I am the proud owner of the Rancilio home equipment and very pleased with its performance. I am however still a novice and experimenting with grinds, tamping and amount of coffee to put into my portafilter basket. One thing I noticed today was that I can gauge how much coffee to put in by how far I can turn my portafilter with basket when empty. If I put in too much it will not turn to the required position but if I put too little I am left with a puck that's not quite dry enough in the basket and the pour is too quick. I am currently undergoing training by COFFEECHAP who I work with. So if you want advice ask him he is spot on!


----------



## coffeechap (Apr 5, 2012)

thankyou very much for your kind words and welcome to the forum, loads of people on here that will welcome you and help as you need.


----------



## coffeechap (Apr 5, 2012)

Might be worth you posting in the introduce yourself area as well..


----------



## aaronb (Nov 16, 2012)

Hi & Welcome!

If you want to try and be consistent with your dosing, buy a set of scales off ebay. Mine were £5 and as I can now dose the same every time which has greatly improved my coffee.


----------



## RASD4651 (Apr 15, 2013)

Thanks I was thinking about it but you have convinced me, I shall buy some now. Ebay here I come.


----------



## RASD4651 (Apr 15, 2013)

Not sure how to do that, new to the forum world but I will try. Thanks.


----------



## RASD4651 (Apr 15, 2013)

Where is the introduce yourself area, sorry if thats a silly question never used forums before now.


----------



## coffeechap (Apr 5, 2012)

here you go pb try this

http://coffeeforums.co.uk/forumdisplay.php?13-Introductions


----------



## IanP (Aug 4, 2011)

Great set up.
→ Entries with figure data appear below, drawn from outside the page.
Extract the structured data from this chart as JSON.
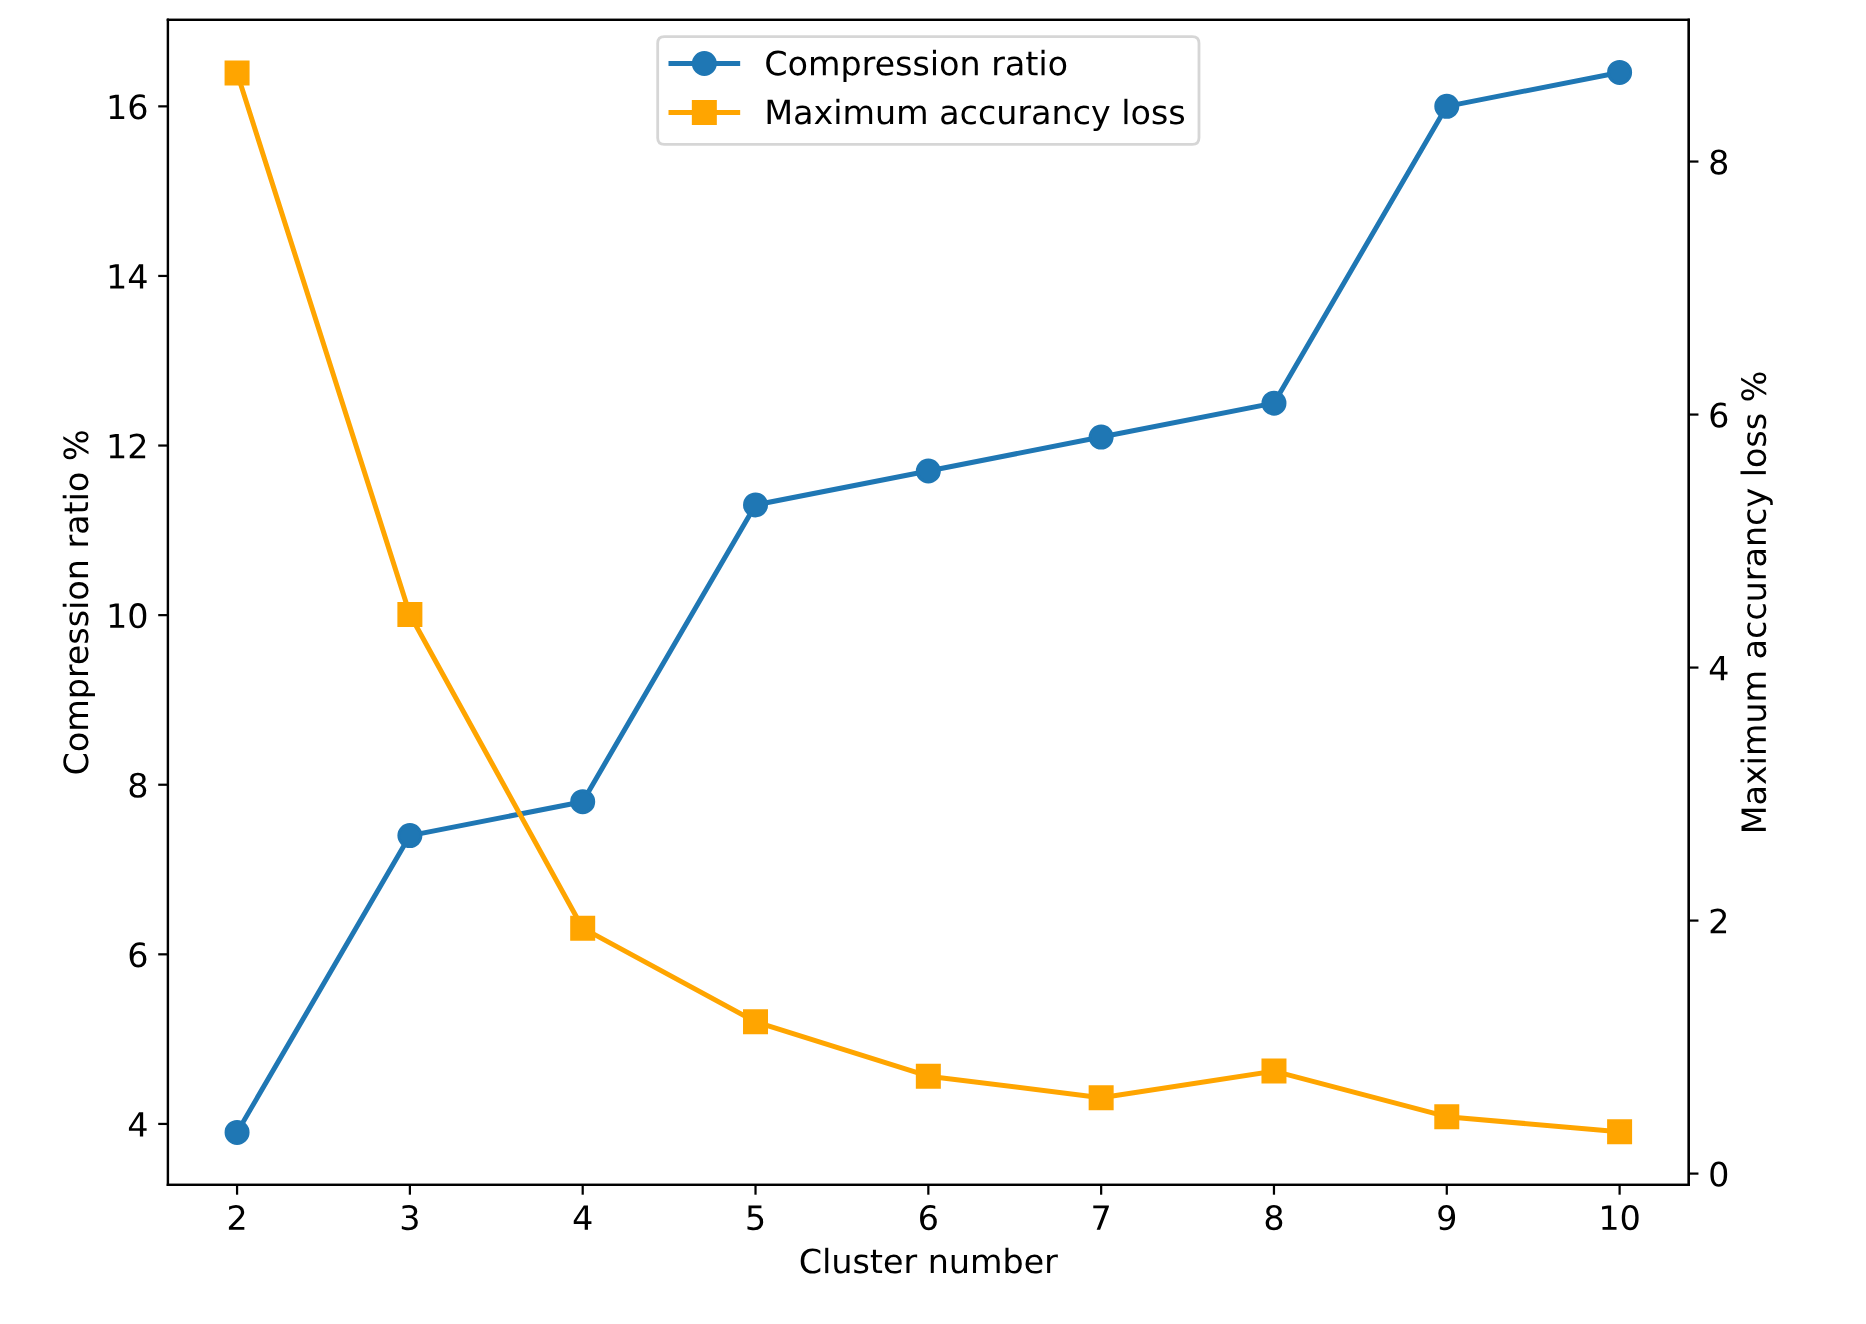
{
  "chart_data": {
    "type": "line",
    "xlabel": "Cluster number",
    "ylabel": "Compression ratio %",
    "y2label": "Maximum accurancy loss %",
    "x": [
      2,
      3,
      4,
      5,
      6,
      7,
      8,
      9,
      10
    ],
    "series": [
      {
        "name": "Compression ratio",
        "color": "#1f77b4",
        "marker": "circle",
        "values": [
          3.9,
          7.4,
          7.8,
          11.3,
          11.7,
          12.1,
          12.5,
          16.0,
          16.4
        ]
      },
      {
        "name": "Maximum accurancy loss",
        "color": "#ffa500",
        "marker": "square",
        "axis": "y2",
        "values": [
          8.7,
          4.42,
          1.94,
          1.2,
          0.77,
          0.6,
          0.81,
          0.45,
          0.33
        ]
      }
    ],
    "xlim": [
      1.6,
      10.4
    ],
    "xticks": [
      2,
      3,
      4,
      5,
      6,
      7,
      8,
      9,
      10
    ],
    "ylim": [
      3.28,
      17.02
    ],
    "yticks": [
      4,
      6,
      8,
      10,
      12,
      14,
      16
    ],
    "y2lim": [
      -0.09,
      9.12
    ],
    "y2ticks": [
      0,
      2,
      4,
      6,
      8
    ],
    "legend": "top center",
    "grid": false,
    "line_style": "solid"
  }
}
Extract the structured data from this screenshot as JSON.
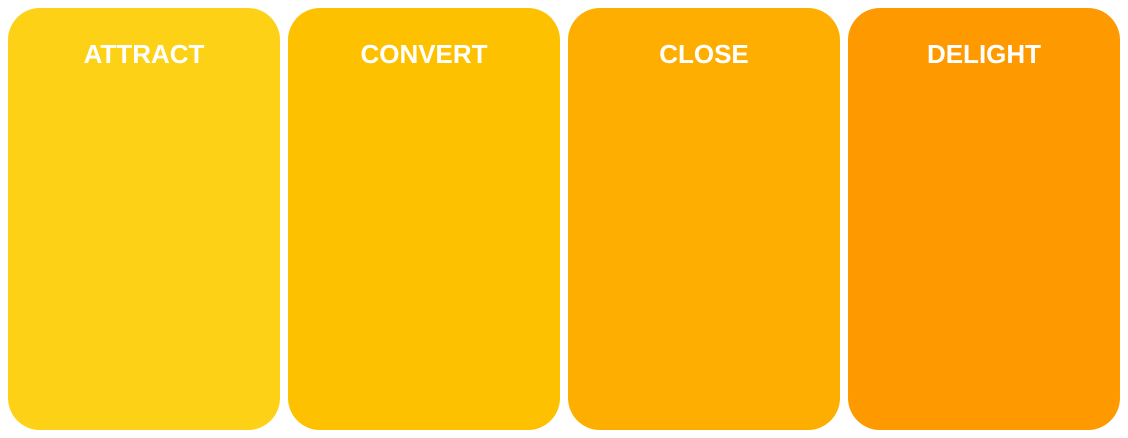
{
  "stages": [
    {
      "title": "ATTRACT",
      "color": "#FCD116"
    },
    {
      "title": "CONVERT",
      "color": "#FDC100"
    },
    {
      "title": "CLOSE",
      "color": "#FDAE00"
    },
    {
      "title": "DELIGHT",
      "color": "#FE9900"
    }
  ]
}
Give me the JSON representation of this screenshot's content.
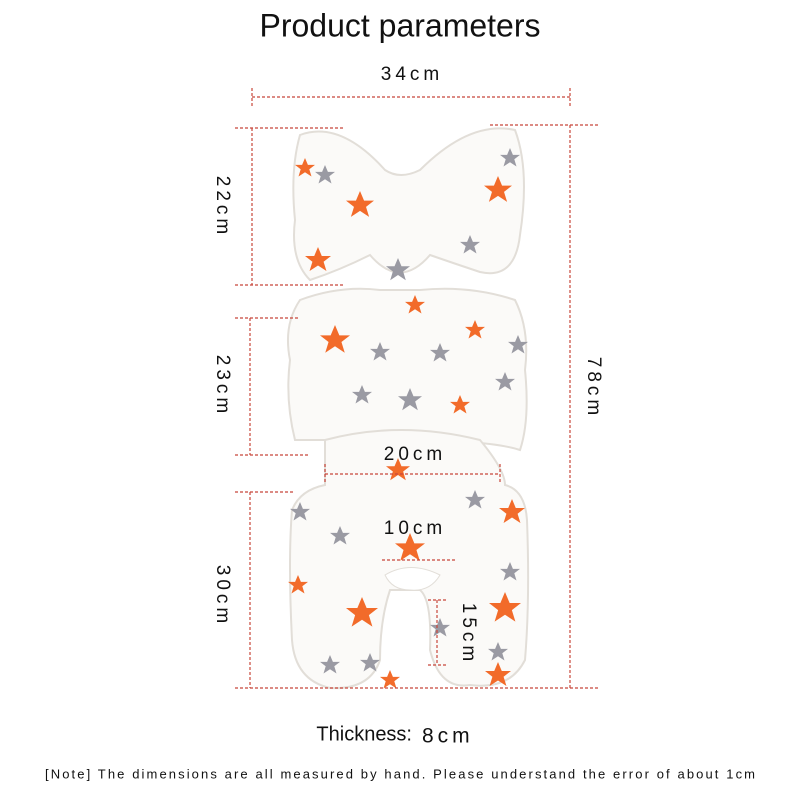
{
  "title": "Product  parameters",
  "dimensions": {
    "width": "34cm",
    "head": "22cm",
    "body": "23cm",
    "seat": "30cm",
    "total": "78cm",
    "waist": "20cm",
    "crotch_width": "10cm",
    "crotch_length": "15cm"
  },
  "thickness": {
    "label": "Thickness:",
    "value": "8cm"
  },
  "note": "[Note] The dimensions are all measured by hand. Please understand the error of about 1cm"
}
Just sold mine on after 2 and a half year's fun and learning with it. Had some really superb espresso on it over that time. I wish you well in getting just as much enjoyment, frustration (!) and top rate espresso on yours. Great that you are getting some expert training via coffeechap..... it's the best possible way to get confidence and skill in the early stages by getting knowledgeable help and advice. Keep us posted.

Ian


----------



## coffeechap (Apr 5, 2012)

perhaps not expert but not bad


----------



## RASD4651 (Apr 15, 2013)

Thanks for the link BP


----------